Londres, le 17 avril 1871.
Cher Kugelmann,
Ta lettre est bien arrivée. J'ai en ce moment du travail plein les mains. Aussi quelques mots seulement. Je ne peux absolument pas comprendre que tu compares des manifestations petites‑bourgeoises à la 13 juin 1849 [1], etc., avec la lutte actuelle à Paris. Il serait certes fort commode de faire l'histoire universelle si on n'engageait la lutte qu'à condition d'avoir des chances infailliblement favorables [2]. Cette histoire serait par ailleurs de nature fort mystique si les « hasards » n'y jouaient aucun rôle [3]. Naturellement, ces hasards entrent dans le cadre de la marche générale de l'évolution et sont compensés à leur tour par d'autres hasards. Mais l'accélération ou le ralentissement du mouvement dépendent beaucoup de « hasards » de ce genre ‑ et parmi eux figure aussi cet autre « hasard » : le caractère des gens qui se trouvent d'abord à la tête du mouvement.
Le « hasard » malheureux qui a joué un rôle décisif, il ne faut nullement, cette fois, le chercher dans les conditions générales de la société française mais dans la présence en France des Prussiens, qui avaient pris position aux portes de Paris. Les Parisiens le savaient fort bien. Mais les canailles bourgeoises de Versailles ne l'ignoraient pas non plus.
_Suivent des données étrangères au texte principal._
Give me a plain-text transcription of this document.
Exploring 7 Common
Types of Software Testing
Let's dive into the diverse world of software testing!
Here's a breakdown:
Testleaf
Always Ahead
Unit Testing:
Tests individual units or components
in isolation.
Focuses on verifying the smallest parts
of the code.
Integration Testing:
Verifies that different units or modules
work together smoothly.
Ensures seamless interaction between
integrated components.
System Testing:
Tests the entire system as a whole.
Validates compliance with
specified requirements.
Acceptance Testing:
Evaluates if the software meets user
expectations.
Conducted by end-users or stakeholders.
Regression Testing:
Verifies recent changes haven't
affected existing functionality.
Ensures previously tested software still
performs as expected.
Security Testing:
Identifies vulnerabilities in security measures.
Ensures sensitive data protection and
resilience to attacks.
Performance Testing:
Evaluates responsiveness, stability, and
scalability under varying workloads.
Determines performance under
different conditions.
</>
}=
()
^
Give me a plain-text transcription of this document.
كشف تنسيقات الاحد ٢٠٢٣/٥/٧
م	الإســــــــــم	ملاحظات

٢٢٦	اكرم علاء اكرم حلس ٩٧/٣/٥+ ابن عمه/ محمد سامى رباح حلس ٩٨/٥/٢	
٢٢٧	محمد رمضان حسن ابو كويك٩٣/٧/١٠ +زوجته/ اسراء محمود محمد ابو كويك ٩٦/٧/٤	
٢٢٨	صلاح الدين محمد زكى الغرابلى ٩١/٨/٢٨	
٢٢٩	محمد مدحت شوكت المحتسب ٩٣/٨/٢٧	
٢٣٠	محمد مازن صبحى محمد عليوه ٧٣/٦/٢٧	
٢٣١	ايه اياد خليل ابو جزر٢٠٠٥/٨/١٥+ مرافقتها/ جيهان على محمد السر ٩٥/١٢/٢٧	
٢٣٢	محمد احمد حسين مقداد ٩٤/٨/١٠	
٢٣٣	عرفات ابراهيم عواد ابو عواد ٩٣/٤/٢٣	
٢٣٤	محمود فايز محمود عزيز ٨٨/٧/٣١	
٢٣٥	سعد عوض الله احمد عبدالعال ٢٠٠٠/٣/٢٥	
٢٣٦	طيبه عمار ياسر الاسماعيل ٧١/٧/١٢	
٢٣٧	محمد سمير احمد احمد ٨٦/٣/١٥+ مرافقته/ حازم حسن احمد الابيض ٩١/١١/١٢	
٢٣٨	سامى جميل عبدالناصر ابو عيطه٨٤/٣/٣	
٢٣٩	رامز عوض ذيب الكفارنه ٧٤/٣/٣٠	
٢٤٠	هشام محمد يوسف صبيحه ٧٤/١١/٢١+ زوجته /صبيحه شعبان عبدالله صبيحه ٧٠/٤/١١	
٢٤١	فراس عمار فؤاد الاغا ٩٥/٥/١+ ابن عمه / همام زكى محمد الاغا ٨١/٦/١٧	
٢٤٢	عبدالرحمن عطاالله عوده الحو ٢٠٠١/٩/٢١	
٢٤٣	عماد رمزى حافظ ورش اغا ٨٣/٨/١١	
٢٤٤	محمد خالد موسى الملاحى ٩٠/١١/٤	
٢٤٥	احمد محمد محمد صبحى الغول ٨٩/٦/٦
Voilà pourquoi elles ont placé les Parisiens devant l'alternative suivante : accepter le combat ou succomber sans combat. Dans cette dernière éventualité, la démoralisation de la classe ouvrière aurait été un malheur bien plus grand que la perte d'un nombre quelconque de « chefs ». La lutte de Paris a fait entrer dans une nouvelle phase la lutte de la classe ouvrière contre la classe capitaliste et son État. Quelle qu'en soit l'issue immédiate, elle a permis de conquérir une nouvelle base de départ d'une importance historique universelle.
Adio,
K. M.
Notes
[1] Le 13 juin 1849, la Montagne organisa une démonstration à Paris pour protester contre l'envoi de troupes françaises en Italie, qui avaient pour mission d'y empêcher la révolution. Elle fut très facilement dispersée et ce fut le signal de la banqueroute de la démocratie petite‑bourgeoise.
[2] Dans sa lettre du 15 avril, Kugelmann écrivait : « L'échec privera les travailleurs pour longtemps de leurs chefs, et il ne faut pas sous‑estimer ce malheur. Il me semble que pour l'instant ce dont le prolétariat a besoin c'est d'explications, plus encore que de luttes armées. »
[3] Kugelmann interrogeait : « Attribuer l'insuccès à tel ou tel hasard, n'est‑ce pas commettre l'erreur reprochée, aux petits‑bourgeois de façon si frappante au début du 18 Brumaire ? »
Texte surligné en jaune : en français dans le texte.
Texte surligné en bleu : en anglais dans le texte.